Uno de los hombres comentó:

-¿Es posible que, además, sea usted sordo? ¡Gritamos cosas horribles y usted nos responde con bellas palabras!

 El sabio respondió:

-Cada uno de nosotros sólo puede ofrecer lo que tiene.

La humildad, la reina de las virtudes


La humildad no es un concepto, es una conducta, un modo de ser, un modo de vida.
La humildad es una de las virtudes más nobles del espíritu. Los seres que carecen de humildad, carecen de la base esencial para un seguro progreso. Las más bellas cualidades sin humildad, representan lo mismo que un cuerpo sin alma. La humildad es signo de fortaleza. Ser humilde no significa ser débil y ser soberbio no significa ser fuerte, aunque el vulgo lo interprete de otra manera. La humildad es la más sublime de todas las virtudes admirables. Virtud sin humildad no es virtud. El que posee la humildad en alto grado, generalmente es poseedor de casi todas las virtudes, pues la humildad nunca se encuentra sola. Ella es aliada inseparable de la modestia y forma una trilogía con la bondad.
La humildad nos hace tolerantes, pacientes y condescendientes con nuestros semejantes. Es la mansedumbre, la prudencia, la paciencia, la fe, la esperanza. La humildad es signo de evolución espiritual. El humilde es un ser que ya ha limado muchas de sus impurezas e imperfecciones. Si algún acontecimiento sacude violentamente su espíritu, el humilde sabe recibir los golpes de la vida con fe y resignación y pronto su alma encuentra el alivio necesario.

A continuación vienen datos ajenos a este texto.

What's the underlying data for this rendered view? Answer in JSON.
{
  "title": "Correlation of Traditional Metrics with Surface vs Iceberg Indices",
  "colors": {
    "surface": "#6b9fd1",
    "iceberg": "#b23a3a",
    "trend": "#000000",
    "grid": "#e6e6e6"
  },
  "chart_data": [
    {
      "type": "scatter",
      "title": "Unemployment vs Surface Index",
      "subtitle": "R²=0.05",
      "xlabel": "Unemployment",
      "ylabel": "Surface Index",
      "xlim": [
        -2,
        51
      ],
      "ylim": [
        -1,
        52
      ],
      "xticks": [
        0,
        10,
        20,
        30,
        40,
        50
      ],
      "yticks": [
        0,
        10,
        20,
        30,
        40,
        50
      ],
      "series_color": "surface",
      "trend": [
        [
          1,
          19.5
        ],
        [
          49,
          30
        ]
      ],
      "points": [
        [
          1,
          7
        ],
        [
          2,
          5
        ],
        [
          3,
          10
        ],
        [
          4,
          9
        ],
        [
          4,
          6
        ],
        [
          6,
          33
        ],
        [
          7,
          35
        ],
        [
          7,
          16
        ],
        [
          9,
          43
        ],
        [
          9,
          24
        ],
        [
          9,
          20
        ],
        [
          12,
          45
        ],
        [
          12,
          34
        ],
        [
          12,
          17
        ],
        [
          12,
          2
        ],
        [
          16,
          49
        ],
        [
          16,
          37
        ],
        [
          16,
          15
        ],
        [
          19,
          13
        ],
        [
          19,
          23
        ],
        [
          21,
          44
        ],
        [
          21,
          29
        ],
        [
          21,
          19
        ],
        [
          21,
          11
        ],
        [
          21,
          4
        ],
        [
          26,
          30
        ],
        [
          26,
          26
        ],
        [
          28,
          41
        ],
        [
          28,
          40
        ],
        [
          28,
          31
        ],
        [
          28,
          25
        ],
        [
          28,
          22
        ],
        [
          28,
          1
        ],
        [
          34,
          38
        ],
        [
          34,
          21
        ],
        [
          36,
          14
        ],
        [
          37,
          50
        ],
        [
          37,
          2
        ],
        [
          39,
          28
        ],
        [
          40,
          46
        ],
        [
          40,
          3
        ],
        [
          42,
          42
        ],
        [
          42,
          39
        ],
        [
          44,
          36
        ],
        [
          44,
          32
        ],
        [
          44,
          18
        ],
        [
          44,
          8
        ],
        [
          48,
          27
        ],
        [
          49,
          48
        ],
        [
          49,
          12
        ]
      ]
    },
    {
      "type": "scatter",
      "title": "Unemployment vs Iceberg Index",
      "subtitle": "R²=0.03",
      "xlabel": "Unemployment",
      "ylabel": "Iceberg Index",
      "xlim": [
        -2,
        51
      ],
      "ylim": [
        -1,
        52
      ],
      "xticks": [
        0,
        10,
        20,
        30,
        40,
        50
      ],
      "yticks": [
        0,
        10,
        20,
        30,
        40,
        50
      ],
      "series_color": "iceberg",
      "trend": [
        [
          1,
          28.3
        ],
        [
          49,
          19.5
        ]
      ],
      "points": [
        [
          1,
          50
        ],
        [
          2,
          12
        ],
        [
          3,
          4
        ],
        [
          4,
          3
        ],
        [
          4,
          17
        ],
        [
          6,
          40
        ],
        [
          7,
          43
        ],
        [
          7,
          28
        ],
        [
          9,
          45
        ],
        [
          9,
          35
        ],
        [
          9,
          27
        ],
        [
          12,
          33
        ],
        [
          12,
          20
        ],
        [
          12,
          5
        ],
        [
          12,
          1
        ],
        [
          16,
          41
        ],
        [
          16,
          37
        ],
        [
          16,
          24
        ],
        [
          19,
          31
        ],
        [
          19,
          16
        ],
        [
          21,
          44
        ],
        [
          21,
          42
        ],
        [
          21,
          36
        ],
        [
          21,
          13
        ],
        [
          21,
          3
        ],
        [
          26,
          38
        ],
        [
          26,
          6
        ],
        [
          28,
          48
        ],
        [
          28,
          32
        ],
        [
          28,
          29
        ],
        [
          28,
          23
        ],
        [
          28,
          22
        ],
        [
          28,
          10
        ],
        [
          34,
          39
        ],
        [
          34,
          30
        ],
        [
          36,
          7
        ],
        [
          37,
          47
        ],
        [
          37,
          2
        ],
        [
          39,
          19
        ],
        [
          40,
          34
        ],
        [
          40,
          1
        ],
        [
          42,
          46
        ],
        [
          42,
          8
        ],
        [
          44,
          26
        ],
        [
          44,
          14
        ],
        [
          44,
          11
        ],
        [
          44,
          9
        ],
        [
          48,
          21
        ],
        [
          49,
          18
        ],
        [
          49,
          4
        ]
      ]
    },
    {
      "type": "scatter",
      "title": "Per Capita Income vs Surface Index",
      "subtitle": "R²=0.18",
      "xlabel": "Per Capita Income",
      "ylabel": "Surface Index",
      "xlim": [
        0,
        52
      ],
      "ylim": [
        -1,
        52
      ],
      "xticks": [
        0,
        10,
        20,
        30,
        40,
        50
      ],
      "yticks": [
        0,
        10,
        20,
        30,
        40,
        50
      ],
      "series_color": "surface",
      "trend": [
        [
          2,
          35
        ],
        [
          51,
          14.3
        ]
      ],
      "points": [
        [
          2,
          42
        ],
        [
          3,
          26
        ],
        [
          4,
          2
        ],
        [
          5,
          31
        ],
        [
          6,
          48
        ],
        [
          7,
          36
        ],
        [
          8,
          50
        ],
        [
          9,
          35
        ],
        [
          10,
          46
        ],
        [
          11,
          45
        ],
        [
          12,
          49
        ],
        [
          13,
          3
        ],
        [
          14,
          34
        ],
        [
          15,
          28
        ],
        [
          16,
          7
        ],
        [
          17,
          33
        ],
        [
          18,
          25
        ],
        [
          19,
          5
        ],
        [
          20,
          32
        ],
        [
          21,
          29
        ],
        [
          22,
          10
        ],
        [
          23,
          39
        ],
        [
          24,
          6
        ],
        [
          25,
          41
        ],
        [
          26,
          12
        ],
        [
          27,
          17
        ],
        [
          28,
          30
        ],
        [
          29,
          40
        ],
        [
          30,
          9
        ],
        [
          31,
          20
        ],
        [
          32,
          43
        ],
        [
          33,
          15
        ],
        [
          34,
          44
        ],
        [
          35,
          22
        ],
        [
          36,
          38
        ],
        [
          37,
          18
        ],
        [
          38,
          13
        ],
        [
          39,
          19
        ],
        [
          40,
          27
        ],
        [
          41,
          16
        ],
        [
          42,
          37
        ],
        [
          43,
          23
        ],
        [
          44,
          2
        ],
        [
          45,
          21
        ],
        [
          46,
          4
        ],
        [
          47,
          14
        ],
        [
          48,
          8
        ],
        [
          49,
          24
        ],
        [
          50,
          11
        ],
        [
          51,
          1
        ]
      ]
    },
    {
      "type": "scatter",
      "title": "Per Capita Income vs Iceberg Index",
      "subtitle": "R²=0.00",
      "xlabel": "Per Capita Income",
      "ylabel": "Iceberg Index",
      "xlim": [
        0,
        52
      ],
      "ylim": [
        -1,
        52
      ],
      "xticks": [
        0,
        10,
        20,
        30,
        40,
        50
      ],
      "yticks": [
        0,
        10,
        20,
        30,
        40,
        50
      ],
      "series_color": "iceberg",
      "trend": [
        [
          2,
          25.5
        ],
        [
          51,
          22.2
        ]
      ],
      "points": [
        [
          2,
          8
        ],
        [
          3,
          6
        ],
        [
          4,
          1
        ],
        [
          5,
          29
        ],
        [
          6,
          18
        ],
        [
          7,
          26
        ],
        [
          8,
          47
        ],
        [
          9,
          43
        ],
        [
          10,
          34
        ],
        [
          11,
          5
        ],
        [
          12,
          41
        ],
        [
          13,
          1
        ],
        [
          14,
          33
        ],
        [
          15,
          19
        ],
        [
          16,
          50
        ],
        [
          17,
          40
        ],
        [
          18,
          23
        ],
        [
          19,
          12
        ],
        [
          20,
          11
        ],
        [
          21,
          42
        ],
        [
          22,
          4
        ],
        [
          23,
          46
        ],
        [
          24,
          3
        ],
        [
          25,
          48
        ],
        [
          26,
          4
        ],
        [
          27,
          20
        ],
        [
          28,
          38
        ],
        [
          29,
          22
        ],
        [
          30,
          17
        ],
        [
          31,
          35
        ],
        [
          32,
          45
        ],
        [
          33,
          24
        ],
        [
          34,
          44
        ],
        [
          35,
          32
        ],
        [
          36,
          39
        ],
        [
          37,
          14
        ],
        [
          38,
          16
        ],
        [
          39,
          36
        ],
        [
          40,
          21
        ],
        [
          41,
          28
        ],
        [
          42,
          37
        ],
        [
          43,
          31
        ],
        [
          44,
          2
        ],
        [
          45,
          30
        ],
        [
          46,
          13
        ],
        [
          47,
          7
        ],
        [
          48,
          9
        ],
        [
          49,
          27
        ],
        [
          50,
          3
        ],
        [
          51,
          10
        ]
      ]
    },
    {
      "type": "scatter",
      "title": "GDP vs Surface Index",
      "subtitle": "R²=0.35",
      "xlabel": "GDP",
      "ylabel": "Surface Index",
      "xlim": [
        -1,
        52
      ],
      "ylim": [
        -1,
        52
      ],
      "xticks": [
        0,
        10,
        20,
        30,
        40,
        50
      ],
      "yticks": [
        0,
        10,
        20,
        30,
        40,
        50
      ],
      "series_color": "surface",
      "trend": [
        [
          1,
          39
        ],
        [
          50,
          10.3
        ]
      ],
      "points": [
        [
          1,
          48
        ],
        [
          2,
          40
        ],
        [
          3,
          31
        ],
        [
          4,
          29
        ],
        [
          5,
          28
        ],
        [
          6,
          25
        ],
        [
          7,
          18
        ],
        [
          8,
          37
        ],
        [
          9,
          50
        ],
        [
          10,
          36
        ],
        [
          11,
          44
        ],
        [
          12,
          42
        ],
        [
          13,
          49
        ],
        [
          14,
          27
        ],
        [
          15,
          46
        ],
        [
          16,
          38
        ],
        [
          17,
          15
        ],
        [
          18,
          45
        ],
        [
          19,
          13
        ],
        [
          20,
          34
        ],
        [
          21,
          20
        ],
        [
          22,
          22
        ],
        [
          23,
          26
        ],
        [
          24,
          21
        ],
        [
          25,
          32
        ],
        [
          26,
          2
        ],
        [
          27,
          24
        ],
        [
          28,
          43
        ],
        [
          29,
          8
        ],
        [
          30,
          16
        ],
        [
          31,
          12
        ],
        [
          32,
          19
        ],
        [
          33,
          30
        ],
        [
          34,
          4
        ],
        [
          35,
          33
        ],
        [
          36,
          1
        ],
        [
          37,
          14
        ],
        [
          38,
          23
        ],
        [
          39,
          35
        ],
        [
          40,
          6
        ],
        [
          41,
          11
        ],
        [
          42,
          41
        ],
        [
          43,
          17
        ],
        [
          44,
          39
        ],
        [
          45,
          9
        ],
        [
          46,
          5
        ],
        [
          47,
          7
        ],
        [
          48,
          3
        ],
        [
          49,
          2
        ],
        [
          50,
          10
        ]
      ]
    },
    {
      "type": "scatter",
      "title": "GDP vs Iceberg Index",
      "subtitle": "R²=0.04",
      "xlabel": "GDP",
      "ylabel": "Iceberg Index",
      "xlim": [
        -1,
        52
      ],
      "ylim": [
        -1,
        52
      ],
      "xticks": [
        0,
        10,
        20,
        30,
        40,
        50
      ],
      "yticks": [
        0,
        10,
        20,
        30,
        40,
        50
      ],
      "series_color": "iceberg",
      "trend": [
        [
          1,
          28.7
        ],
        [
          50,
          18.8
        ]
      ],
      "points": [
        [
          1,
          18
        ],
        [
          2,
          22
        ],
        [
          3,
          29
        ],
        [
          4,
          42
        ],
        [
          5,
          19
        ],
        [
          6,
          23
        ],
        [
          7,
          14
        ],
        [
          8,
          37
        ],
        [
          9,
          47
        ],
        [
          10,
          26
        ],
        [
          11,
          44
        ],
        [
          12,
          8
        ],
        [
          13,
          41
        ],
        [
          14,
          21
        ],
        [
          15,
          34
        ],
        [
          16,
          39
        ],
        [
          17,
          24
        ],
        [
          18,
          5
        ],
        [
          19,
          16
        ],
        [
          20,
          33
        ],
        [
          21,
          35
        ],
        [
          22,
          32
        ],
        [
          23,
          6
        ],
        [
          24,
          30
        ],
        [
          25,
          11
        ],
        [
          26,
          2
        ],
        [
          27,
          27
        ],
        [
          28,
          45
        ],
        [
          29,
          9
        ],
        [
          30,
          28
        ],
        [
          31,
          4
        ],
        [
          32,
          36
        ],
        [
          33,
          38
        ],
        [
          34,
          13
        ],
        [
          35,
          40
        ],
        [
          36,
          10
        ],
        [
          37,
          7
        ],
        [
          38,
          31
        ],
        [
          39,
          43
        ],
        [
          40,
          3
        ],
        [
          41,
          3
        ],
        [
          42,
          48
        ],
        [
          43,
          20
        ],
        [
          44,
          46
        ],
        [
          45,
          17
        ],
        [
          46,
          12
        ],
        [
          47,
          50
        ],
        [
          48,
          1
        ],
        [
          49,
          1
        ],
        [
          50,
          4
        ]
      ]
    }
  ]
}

 Los beneficios de la humildad 
1. Quien aprende a realmente ser humilde, logra vivir una vida más feliz.
2. Al estar en armonía con uno mismo, se está dispuesto a mostrar honor y aprecio hacia otras personas. Valorarse a sí mismo trae aparejado valorar a los demás.
3. La humildad crea serenidad y tranquilidad
4. Con humildad se desarrolla la capacidad de admitir las equivocaciones, ya que se elimina el miedo a sentir que uno no vale nada. Al conocerse a sí mismo, la crítica se transforma en una posibilidad de crecimiento.
5. Con humildad, es más fácil perdonar a otros rápidamente.
6. Humildad es apreciar lo que tenemos, es tener conciencia de que todo es un regalo.